Devoted to the Propagation and Defense of New Testament Christianity
October 5, 1967

Bonhoeffer - The Qualified Disciple

Kent Ellis

Dietrich Bonhoeffer was a German theologian whose public career spanned the second quarter of the present century. That career was cut short in April, 1945 when he was executed for anti-Nazi activity inside Germany. However, before his death he wrote several books which have had, and are having great influence on the thinking of theologians today. This article is not meant to be a discussion of Bonhoeffer's theology." It is an exposure of the attitude of "new guard" in the church toward Bonhoeffer and his life.

The August issue of Mission carries a review of Bonhoeffer's book, The Cost of Discipleship, by William C. Martin, an ex-student of ACC, and currently "a candidate for the Ph. D. degree at Harvard Divinity School." Among other things, Martin characterizes Bonhoeffer as "a man whose life and death fully qualify him to advise us concerning the cost of following Christ." Further: "To the end, he walked in the steps of his Lord." And, in conclusion: "One may disagree with his theology at points, but one can scarcely fail to recognize that his life, his cross, and his death were those of a disciple of Jesus." In the same issue, Ray F. Chester, "Minister of the College Church of Christ, Searcy, Ark. ," states the "Dietrich Bonhoeffer is a great example of one taking up the cross."
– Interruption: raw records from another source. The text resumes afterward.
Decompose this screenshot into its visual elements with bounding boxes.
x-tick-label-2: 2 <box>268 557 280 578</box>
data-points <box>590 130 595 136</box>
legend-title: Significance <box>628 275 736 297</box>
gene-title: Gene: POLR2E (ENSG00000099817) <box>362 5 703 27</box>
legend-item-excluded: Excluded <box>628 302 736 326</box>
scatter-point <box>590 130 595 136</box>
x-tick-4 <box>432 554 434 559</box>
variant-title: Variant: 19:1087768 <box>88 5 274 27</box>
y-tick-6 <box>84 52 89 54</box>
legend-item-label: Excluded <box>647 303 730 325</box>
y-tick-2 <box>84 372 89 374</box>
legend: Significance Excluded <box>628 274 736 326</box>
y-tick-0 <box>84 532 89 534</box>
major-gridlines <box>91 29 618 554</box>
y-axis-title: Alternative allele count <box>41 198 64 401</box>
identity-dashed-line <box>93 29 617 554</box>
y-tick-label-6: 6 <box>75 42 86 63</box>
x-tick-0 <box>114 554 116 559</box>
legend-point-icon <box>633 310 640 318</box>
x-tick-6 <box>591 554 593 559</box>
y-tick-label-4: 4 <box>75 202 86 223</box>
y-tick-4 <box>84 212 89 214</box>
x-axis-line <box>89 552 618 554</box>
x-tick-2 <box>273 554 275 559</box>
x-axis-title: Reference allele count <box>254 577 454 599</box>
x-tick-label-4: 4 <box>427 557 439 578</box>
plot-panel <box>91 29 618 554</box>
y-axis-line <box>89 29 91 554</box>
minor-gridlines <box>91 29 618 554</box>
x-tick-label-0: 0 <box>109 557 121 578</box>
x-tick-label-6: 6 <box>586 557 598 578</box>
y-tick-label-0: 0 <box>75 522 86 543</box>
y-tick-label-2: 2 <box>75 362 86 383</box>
As noted above, Martin concedes that we "may disagree with" Bonhoeffer's "theology at points," but insists that we "can scarcely fail to recognize" him as "a disciple of Christ." In order to limit the discussion and to form a clear and concise issue, let us set aside most of Bohnoeffer's views for the moment and ask one simple question. Dietrich Bonhoeffer was a German Lutheran who was sprinkled as an infant, and contends for such in the book reviewed. Our question is: Can a man be afully qualified disciple of Christ and never be baptized?

Martin says that he can. Jesus says that he can not (John 3:5). Here the issue is formed; here the battle is joined. Bonhoeffer's discipleship is not determined by whether we agree with his theology or not. It is dependent on whether his life agrees with Christ's teaching or not. How can one walk "in the steps of his Lord" "to the end," who did not walk in them at the beginning?

But my real purpose in this article is not so much to determine the statue of Dietrich Bonhoeffer, as it is to point out the attitude of William Martin and men in the church of like-mind. If we can dispose of one of the first principles of Christ's teaching, why not another (Heb. 6:1.2; Eph. 4:4-6)? Why not all? What sort of a man presumes the authority to annul a commandment of Him who has all authority? Who can do so and still claim to be Christ's disciple and servant? "And why call ye me, Lord, Lord, and do not the things which I say?" (Luke 6:46) It seems that a Ph. D. candidate could understand such simple words and comprehend their obvious implication. If not, Jesus puts the same truth in a positive statement in Matthew 7:21.

On infant sprinkling and true baptism these men are in a dilemma similar to that posed by Jesus in Matthew 21:25. One is from man and the other from God. If they accept one, they must reject the other. But they cannot please everybody either way. They desperately want the recognition of their fellow-theologians as broad-minded scholars. But to insist on Christ's teaching marks them as narrow and ignorant bigots in the modern schools of divinity. They crave to be a part of the "ecumenical movement," but to be accepted they must give up the truth concerning baptism. Selling the truth is a hard price to pay for the recognition of the world.

William C. Martin apparently believes that: (1) infant sprinkling is baptism; or (2) baptism is not necessary to being a disciple of Jesus; or, (3) that immersion of believers is what Christ commanded and that baptism is necessary to discipleship according to Scripture, but that we have the right to change Christ's commandments. The men of Mission profess to be vitally interested in "dialogue" on religious differences. I personally would be happy to enter into one on this subject with Martin or any other man of the same persuasion either orally or in writing. Would the editors of Mission carry such a discussion in their paper? Or, are they indeed interested only in a "monologue"; that is, in propagandizing the brethren with their one-sided "theology"?

If it be charged that the position herein set forth is the "legalism" which these men so abhor, then I plead guilty. I fail to see how loyalty to Christ and true discipleship can be maintained otherwise. I agree with that part of Bonhoeffer's theology, as summarized by Martin, which contends that "Jesus' statements must not be watered down..." "...they must be taken with absolute seriousness. To do less is to turn aside from following Christ."